Not being insane, I wasn't too keen on doing things that didn't work over again.  Physical therapy was months of (not cheap) appointments several times a week that, while they did some good in the short term - think hours - in the long run they were completely unsuccessful.  I didn't really like the idea of wasting that much time on something so completely unhelpful...again.

So he sent me for a series of x-rays requiring my neck and shoulders to be twisted this way and that, and hold....keep holding... 

OUCH!

After reviewing the x-rays, he finally decided the surgery MIGHT help.  Probably not completely but possibly a significant reduction in pain levels.


18 year of pain, slowly getting worse...I'll take it.

I have to finish up some projects at work (my real job) before I can take the time off, so it will be about a month or so before I can actually do the surgery.

The worst part is the recovery.  THREE MONTHS(!!!) to full recovery.  Don't lift anything, including my arms, over my head.  And no photography..........

This better be worth it.

Tuesday, April 15, 2014

Blooming Bluebonnets

“Guys always think tears are a sign of weakness. They’re a sign of FRUSTRATION. She’s only crying so she won’t cut your throat in your sleep. So make nice and be grateful.” ~Donna Barr
 

I went Bluebonnet hunting last weekend.  They are beginning to bloom, but it was unfortunately a stormy weekend.  I wasn't rained on but the sky was gray and overcast and the light was not great.  Murphy's Law and an amateur mistake, I was so fast out the door early in the morning, I didn't realize I forgot my tripod.  I did manage to get a couple decent shots.  I'm hoping this weekend will be better.

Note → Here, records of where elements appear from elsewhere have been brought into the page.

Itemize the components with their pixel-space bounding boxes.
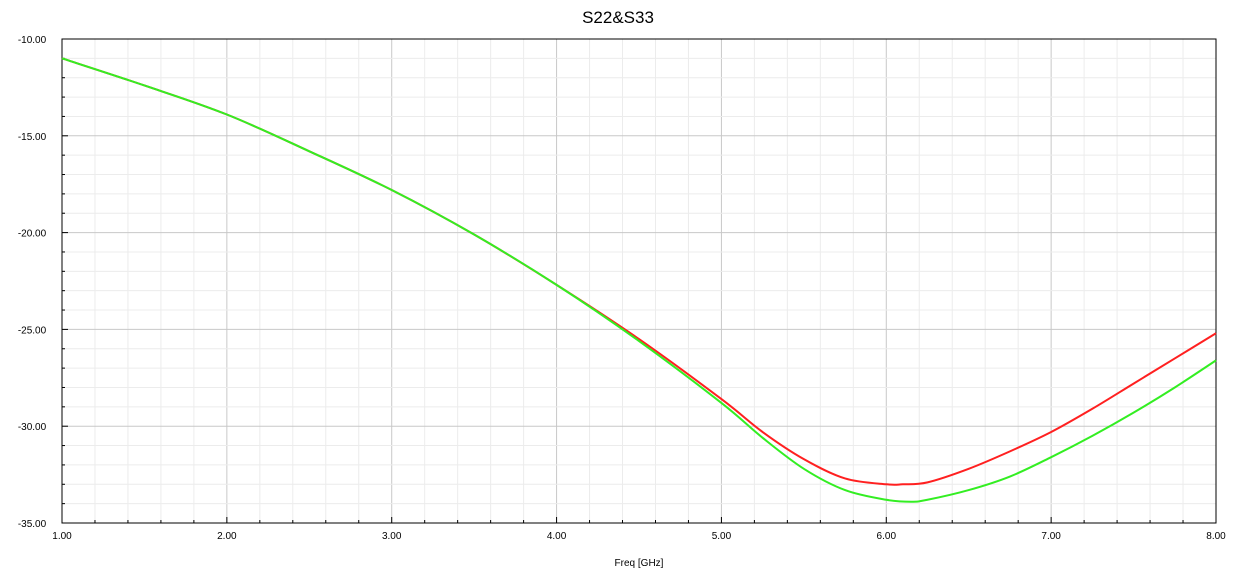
x-axis-label: Freq [GHz] bbox=[615, 558, 664, 569]
plot-frame bbox=[61, 38, 1217, 524]
y-tick-label: -15.00 bbox=[18, 132, 47, 143]
y-tick-label: -10.00 bbox=[18, 35, 47, 46]
x-tick-label: 6.00 bbox=[877, 531, 897, 542]
x-tick-label: 4.00 bbox=[547, 531, 567, 542]
tick-labels: 1.00 2.00 3.00 4.00 5.00 6.00 7.00 8.00 -10.00 -1… bbox=[18, 35, 1226, 542]
x-tick-label: 7.00 bbox=[1041, 531, 1061, 542]
y-tick-label: -20.00 bbox=[18, 229, 47, 240]
series-layer bbox=[61, 57, 1217, 503]
x-tick-label: 5.00 bbox=[712, 531, 732, 542]
x-tick-label: 1.00 bbox=[52, 531, 72, 542]
x-tick-label: 3.00 bbox=[382, 531, 402, 542]
y-tick-label: -25.00 bbox=[18, 325, 47, 336]
series-line-2 bbox=[61, 57, 1217, 503]
x-tick-label: 2.00 bbox=[217, 531, 237, 542]
x-tick-label: 8.00 bbox=[1206, 531, 1226, 542]
y-tick-label: -30.00 bbox=[18, 422, 47, 433]
grid-lines bbox=[61, 38, 1217, 524]
axis-ticks bbox=[61, 38, 1217, 524]
y-tick-label: -35.00 bbox=[18, 519, 47, 530]
chart-title: S22&S33 bbox=[582, 8, 654, 27]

I was rear-ended in February and I finally got my car into the shop.  Dealing with the insurance company of the woman that hit me has been an exercise in frustration.  They refuse to accept the bills from the body shop and insisted on sending me a check based on their appraiser's estimate.  I'm hoping the body shop will have an easier time with them because the actual repair estimate is, so far, twice what they sent me.  What a hassle.

 
So I'm zipping around in a little rental car, thanks to which I almost fell on my face.  Used to my SUV, I was expecting a lot more space between myself and the ground when I stepped out of the car.  Of course, I'll get used to that and then get in my SUV again and fall out when the ground is LOWER than I now expect!  The nature of my life.

Thursday, April 3, 2014

Post-Surgical Injection

"Let me recommend the best medicine in the world: a long journey, at a mild season, through a pleasant country, in easy stages." ~James Madison

Another injection into my neck on Monday.  I didn't think too much of the fact that it was going to be performed in a surgical suite instead of the doctor's office this time.  I should have.  It danced to the tune of the difference between an office visit co-pay and an out-patient surgical deduction.  Several hundred dollars difference!  Still the same amount of post needle soreness.  And apparently still the same resumption of chronic pain once that wore off.  Not much to show for several hundred dollars.  On the plus side, I did have the same oh so handsome surgical staff.

It's amazing how much junk piles up when you check out of daily life for a few days.  It's taking me longer to catch up than I took off to begin with.  Sigh.

I'm also feeling the lack of morning exercise.  I've found that a walk every other morning does wonders for my daily energy level and general outlook on life.  But I am resuming my walks tomorrow morning. And even better, I should also be able to resume my herbal remedies soon so the pain level should drop shortly thereafter.

I guess I'm going to have to take a serious look at full-blown spinal surgery.